The current gender split of board members across UK financial services firms stands at 43 per cent female and 57 per cent male – just slightly ahead of Europe.
In the UK, gender diversity is highest across wealth and asset managers’ boards, where 45 per cent of directors are female and 55 per cent are male.
It is lowest among UK bank boards, where 41 per cent of directors are female and 59 per cent are male.

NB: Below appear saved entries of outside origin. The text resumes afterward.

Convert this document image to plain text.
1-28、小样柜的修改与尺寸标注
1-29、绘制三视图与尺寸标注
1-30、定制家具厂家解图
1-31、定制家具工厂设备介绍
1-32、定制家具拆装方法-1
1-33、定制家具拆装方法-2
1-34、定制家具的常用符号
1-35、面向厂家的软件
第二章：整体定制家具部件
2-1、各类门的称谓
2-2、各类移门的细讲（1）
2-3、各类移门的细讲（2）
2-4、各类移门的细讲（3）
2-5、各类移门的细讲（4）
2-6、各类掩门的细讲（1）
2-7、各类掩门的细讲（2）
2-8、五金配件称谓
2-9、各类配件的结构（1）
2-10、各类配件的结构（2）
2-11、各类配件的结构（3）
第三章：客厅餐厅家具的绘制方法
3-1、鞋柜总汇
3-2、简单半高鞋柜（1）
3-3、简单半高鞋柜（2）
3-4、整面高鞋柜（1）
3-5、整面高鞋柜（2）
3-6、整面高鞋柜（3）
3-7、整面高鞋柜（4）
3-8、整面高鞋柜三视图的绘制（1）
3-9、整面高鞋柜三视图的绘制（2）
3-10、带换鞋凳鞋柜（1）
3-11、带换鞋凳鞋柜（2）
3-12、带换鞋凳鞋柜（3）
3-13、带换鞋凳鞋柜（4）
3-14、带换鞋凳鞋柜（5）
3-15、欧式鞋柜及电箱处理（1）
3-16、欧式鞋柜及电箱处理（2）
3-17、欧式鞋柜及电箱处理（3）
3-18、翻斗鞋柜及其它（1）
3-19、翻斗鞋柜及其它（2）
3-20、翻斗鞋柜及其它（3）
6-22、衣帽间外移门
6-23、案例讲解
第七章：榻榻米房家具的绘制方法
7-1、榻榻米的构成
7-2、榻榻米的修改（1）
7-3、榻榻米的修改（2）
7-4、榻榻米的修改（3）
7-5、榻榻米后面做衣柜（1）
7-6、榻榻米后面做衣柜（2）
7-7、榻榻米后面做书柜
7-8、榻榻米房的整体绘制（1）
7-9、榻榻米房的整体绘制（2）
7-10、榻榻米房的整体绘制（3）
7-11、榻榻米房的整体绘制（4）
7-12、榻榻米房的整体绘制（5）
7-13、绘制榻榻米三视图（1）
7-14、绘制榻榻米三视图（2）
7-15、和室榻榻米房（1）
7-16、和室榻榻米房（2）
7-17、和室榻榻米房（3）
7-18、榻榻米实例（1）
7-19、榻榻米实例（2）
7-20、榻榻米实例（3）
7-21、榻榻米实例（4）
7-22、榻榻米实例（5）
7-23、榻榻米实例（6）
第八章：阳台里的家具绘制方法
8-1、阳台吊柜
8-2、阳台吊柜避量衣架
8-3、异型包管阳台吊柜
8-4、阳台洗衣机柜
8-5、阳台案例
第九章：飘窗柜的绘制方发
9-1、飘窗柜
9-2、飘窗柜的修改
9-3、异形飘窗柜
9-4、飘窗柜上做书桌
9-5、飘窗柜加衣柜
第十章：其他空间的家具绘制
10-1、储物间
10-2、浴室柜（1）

At UK insurance firms, the gender split stands at 43 per cent female and 57 per cent male.
More female board members but for less time
At 34 months, the average board tenure for female directors at UK financial services firms is markedly shorter than the 54-month average tenure for female directors across Europe.
The average board tenure for male directors at UK financial services firms, at 50 months, is also markedly lower than the European male average of 66 months, suggesting a higher level of turnover across UK financial boards.
Sustainability credentials on boards
In the UK, 44 per cent of firms analysed by EY have board directors with professional sustainability experiences – compared with 32 per cent recorded across European firms.
However, there are big differences across the subsectors, with 66 per cent of bank boards including individuals with sustainability backgrounds, compared to 50 per cent of wealth and asset managers and 17 per cent of insurers.
Anna Anthony, EY UK financial services managing partner, said: “The drive for gender balance in the boardroom is playing out prominently across UK financial services.
“Ensuring that boardrooms reflect the diverse customers and societies they serve remains a work in progress, but the substantial increase in female representation in the past six months alone is particularly encouraging.
“Leaders across the financial sector are responding to the need for change, increasingly viewing diversity as a strategic priority. Given the role that diverse views, backgrounds and experience plays in identifying and responding to risks and in creating the challenge culture requisite to effective boards, we expect to see boards ramp up their focus on age and cultural diversity over the coming months.”